The urbanisation that had accompanied the post-war boom led to a mass migration of black workers to the northern industrial cities. They arrived to find themselves living in ghettoes, in direst poverty.
In many areas, a majority were unemployed. Nonetheless, black workers formed a significant part of the workforce and, because of its role in production, the industrial working class in particular has a key role to play in transforming society.
Black workers had been to the fore of the best traditions of the US working class. Prior to the war, many blacks had been influenced by the major trade union struggles of the 1920s and 1930s, especially the massive wave of strikes that broke out in 1934, including sit-down action and city-wide general strikes.
With a correct orientation, the potential undoubtedly existed for the Panthers to win the support of significant sections of the working class, including a layer of white workers.
Of course, all kinds of racist prejudices existed, and had to be combated, among sections of white workers, including those in the trade unions. However, the end of the post-war upswing was leading to increased unemployment and the greater intensification of labour for all sections of workers.
While the black working class was the most combative, having faced far worse conditions, the white working class was also beginning to be radicalised.
The Panthers’ main orientation, however, was not towards the organised black working class. They did organise ‘caucuses’ within the trade unions. This was a correct conception but, in reality, union work was a very small part of what the Panthers did. They consciously orientated primarily towards the most downtrodden, unemployed sections of the black community.
It is correct that these most desperate sections of society are capable of incredible sacrifice for the struggle and, as the Panthers argued, that it is important to win these most oppressed sections to a revolutionary party. This was particularly the case given the horrendous social conditions most black Americans were forced to live in.
But the lack of a base among the organised working class was one element that increased the tendency towards an authoritarian regime in the Panthers.
It also added to the tendency, which always existed to some extent, to try and take short cuts by substituting themselves for the mass with courageous acts, such as the armed demonstration at the California state parliament.
The difficulties of the Panthers led some, particularly those around Eldridge Cleaver, to turn to the dead-end road of terrorism, although Newton and others attempted, albeit unsuccessfully, to reorientate the Panthers.
Later, Newton reflected on their mistakes: “We were looked upon as an ad-hoc military group, operating outside the community fabric and too radical to be part of it. We saw ourselves as the revolutionary vanguard and did not fully understand that only the people can create the revolution.
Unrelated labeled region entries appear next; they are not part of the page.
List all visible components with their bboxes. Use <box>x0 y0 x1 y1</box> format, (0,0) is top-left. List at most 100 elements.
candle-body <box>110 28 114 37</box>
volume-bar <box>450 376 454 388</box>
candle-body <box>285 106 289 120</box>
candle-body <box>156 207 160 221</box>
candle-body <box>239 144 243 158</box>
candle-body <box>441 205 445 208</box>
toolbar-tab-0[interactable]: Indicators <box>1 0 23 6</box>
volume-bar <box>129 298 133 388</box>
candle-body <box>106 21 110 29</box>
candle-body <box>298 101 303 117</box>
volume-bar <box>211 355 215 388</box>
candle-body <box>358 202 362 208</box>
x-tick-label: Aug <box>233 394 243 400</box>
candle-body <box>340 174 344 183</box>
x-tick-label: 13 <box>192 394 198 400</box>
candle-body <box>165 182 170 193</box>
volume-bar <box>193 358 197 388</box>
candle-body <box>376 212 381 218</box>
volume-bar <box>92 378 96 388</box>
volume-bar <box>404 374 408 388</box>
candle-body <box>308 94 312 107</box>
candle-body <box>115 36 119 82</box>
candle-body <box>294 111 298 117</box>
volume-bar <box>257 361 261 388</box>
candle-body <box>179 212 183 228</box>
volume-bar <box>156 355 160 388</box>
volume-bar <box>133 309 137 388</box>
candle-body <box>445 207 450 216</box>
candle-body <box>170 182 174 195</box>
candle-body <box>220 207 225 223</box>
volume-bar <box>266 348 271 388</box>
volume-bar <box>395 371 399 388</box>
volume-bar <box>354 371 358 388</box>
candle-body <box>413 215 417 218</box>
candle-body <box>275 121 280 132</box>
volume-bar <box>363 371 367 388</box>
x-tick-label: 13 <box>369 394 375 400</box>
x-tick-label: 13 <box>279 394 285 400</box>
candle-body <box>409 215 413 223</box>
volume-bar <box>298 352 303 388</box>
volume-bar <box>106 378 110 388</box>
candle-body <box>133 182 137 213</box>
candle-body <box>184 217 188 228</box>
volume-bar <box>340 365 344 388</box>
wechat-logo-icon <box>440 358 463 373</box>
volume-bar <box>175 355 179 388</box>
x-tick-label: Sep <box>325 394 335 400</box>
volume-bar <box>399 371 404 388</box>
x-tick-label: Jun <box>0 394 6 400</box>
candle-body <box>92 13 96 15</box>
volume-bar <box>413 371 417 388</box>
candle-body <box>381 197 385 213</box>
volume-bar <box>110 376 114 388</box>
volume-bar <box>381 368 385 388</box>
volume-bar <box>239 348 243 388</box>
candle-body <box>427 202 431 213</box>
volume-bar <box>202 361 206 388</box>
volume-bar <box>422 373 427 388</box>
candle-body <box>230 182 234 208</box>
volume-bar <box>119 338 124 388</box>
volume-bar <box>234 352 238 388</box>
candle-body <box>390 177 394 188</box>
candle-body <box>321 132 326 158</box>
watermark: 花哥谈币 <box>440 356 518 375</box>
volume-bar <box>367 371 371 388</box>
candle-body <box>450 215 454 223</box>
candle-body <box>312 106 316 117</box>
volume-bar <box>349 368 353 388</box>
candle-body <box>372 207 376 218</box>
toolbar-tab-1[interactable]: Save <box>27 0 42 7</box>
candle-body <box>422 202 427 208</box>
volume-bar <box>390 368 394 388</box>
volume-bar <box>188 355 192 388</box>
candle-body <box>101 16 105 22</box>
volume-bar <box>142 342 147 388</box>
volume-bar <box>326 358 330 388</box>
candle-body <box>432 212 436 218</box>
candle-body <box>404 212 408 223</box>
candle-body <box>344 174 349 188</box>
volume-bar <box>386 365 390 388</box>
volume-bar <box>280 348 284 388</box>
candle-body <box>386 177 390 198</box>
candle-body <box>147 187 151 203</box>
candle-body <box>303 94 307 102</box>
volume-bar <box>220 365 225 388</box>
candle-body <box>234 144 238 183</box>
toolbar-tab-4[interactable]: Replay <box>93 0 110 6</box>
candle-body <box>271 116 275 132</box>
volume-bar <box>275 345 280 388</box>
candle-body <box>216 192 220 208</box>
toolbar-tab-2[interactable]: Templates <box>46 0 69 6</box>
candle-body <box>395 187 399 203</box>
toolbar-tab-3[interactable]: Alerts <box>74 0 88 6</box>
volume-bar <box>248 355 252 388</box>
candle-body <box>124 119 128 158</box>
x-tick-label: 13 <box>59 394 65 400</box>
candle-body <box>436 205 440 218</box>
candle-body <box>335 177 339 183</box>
And hence the people ‘did not follow our lead in picking up the gun’.”
The existence of the Black Panthers, despite their limitations, showed in practice how consciousness develops as a result of struggle against the brutal realities of capitalism.
It remains a tragedy that no rounded-out Marxist party existed which could have offered the Panthers, and the hundreds of thousands who were touched by them, a way forward.
Notwithstanding the limitations of the Panthers, they show the determination of the advanced layer of thinking workers, once they are engaged in struggle, to find a route to genuine socialism.
Just as Newton and Seale stood on the shoulders of Malcolm X, the new generation of black workers and youth can take all the great strengths of the Panthers and build on them to create a party capable of ending capitalism and racism through the socialist transformation of society.